Here, F is the force applied to the body and d is the displacement of the object due to the applied force.

The expression for the change in kinetic energy is as follows,

$\mathrm{\Delta K}.\mathrm{E}.=\frac{1}{2}(\mathrm{M}+4\mathrm{m}){\mathrm{v}}^2$

Substitute all the values in equation (1).

$$\begin{gathered} \mathrm{F}.\mathrm{d}=\frac{1}{2}\left(\mathrm{M}+4\mathrm{m}\right){\mathrm{v}}^2 \\ \mathrm{v}=\sqrt{\frac{2\times \mathrm{F}.\mathrm{d}}{\mathrm{M}+4\mathrm{m}}} \end{gathered}$$

For, $\mathrm{F}=21\hspace{0.33em}\mathrm{N},\mathrm{d}=0.026\hspace{0.33em}\mathrm{m},\mathrm{M}=1.2\hspace{0.33em}\mathrm{kg}\mathrm{and}\mathrm{m}=0.4\hspace{0.33em}\mathrm{kg}.$

$$\begin{gathered} \mathrm{V}=\sqrt{\frac{2\times 21\mathrm{N}\times {\displaystyle \frac{1\mathrm{kg}.\mathrm{m}/{\mathrm{s}}^2}{1\mathrm{N}}}.0.026\mathrm{m}}{1.2\mathrm{kg}+4\times 0.4\mathrm{kg}}} \\ =0.6244\hspace{0.33em}\mathrm{m}/\mathrm{s}. \end{gathered}$$

Thus, the speed of the center of the apparatus is $0.6244\hspace{0.33em}\mathrm{m}/\mathrm{s}$.

Determination of the angular speed of the apparatus

(b)

The expression for torque cam also be expressed as follows,

$\mathrm{T}=\mathrm{F}\times \mathrm{R}$

Here,R is the radius of the disk.

The moment of inertia for the uniform disk is given as follows,

$\mathrm{I}=\left(\frac{1}{2}{\mathrm{MR}}^2+4{\mathrm{mb}}^2\right)$

Here,b is radius of the four low mass rods.

Substitute all the values in equation (2).

$\mathrm{F}\times \mathrm{R}=\left(\frac{1}{2}{\mathrm{MR}}^2+4{\mathrm{mb}}^2\right)\mathrm{\alpha }$

Substituting all the values in the above equation,

$$\begin{gathered} 21\mathrm{N}·0.11\mathrm{m}=\left(\frac{1}{2}·1.2\mathrm{kg}.{\left(0.11\mathrm{m}\right)}^2+4.0.4\mathrm{kg}.{\left(0.14\mathrm{m}\right)}^2\right)\mathrm{a} \\ \mathrm{a}=\frac{\left(21\mathrm{N}\times {\displaystyle \frac{1\mathrm{kg}.\mathrm{m}/{\mathrm{s}}^2}{1\mathrm{N}}}\right).0.11\mathrm{m}}{\left(\frac{1}{2}·1.2\mathrm{kg}.{\left(0.11\mathrm{m}\right)}^2+4.0.4\mathrm{kg}.{\left(0.14\mathrm{m}\right)}^2\right)} \\ =\frac{2.31\mathrm{kg}.{\mathrm{m}}^2/{\mathrm{s}}^2}{\left(7.26\times {10}^{-3}\mathrm{kg}\times {\mathrm{m}}^2+0.03136\mathrm{kg}\times {\mathrm{m}}^2\right)} \\ =59.81\mathrm{red}/{\mathrm{s}}^2 \end{gathered}$$

The equation of the angular speed can be written as,

$\omega ={\omega }_0+\alpha t$

Here, ${\omega }_0$is the initial angular speed and$\omega$ is the final angular speed.

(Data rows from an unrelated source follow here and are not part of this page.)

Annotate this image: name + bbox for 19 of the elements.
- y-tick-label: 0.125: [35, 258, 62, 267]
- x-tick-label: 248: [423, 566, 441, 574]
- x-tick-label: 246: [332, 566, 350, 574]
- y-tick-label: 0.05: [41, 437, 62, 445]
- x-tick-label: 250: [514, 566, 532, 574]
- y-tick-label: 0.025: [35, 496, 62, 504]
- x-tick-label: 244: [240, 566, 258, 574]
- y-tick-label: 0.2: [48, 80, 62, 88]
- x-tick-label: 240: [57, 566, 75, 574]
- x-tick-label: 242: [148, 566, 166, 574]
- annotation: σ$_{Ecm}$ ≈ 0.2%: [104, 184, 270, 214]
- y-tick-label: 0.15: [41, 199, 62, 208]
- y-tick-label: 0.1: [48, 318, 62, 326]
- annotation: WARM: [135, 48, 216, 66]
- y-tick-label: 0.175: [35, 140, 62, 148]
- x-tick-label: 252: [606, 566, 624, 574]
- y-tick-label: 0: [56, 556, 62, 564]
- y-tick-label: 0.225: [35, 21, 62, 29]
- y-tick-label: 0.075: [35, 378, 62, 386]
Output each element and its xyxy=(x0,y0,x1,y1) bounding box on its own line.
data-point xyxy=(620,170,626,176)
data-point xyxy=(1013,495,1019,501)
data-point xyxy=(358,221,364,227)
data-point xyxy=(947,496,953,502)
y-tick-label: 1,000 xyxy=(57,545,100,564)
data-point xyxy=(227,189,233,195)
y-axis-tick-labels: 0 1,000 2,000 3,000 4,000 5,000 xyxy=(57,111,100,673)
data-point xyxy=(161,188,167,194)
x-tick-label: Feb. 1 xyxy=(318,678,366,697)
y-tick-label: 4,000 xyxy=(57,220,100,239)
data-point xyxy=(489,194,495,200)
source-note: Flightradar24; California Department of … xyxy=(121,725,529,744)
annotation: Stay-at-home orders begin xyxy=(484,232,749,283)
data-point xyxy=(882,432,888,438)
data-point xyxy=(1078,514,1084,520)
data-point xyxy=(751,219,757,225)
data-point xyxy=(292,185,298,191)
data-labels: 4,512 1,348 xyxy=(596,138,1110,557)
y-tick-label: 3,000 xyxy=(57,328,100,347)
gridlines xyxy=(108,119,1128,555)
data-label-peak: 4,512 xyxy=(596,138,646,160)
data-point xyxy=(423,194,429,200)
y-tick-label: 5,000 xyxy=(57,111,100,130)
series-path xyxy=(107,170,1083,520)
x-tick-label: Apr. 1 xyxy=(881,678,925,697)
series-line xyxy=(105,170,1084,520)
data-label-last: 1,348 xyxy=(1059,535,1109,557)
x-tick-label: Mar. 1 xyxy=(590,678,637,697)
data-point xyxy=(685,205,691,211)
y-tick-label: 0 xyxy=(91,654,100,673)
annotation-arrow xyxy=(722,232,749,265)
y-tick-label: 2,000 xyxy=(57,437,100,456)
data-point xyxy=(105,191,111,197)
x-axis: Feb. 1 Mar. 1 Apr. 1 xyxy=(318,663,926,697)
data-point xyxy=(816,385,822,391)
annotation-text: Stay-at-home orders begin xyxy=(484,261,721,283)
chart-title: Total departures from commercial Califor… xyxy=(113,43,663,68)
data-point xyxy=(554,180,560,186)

For,${\mathrm{\omega }}_0=0,\mathrm{\alpha }=59.81\mathrm{rad}/{\mathrm{s}}^2\mathrm{and}\mathrm{t}=1\hspace{0.33em}\mathrm{s}.$

$$\begin{gathered} \mathrm{\omega }=0+59.81\mathrm{rad}/{\mathrm{s}}^2\times 1\mathrm{s} \\ =59.81\hspace{0.33em}\mathrm{rad}/\mathrm{s} \end{gathered}$$

Thus, the angular speed of the apparatus is$59.81\mathrm{rad}/\mathrm{s}$.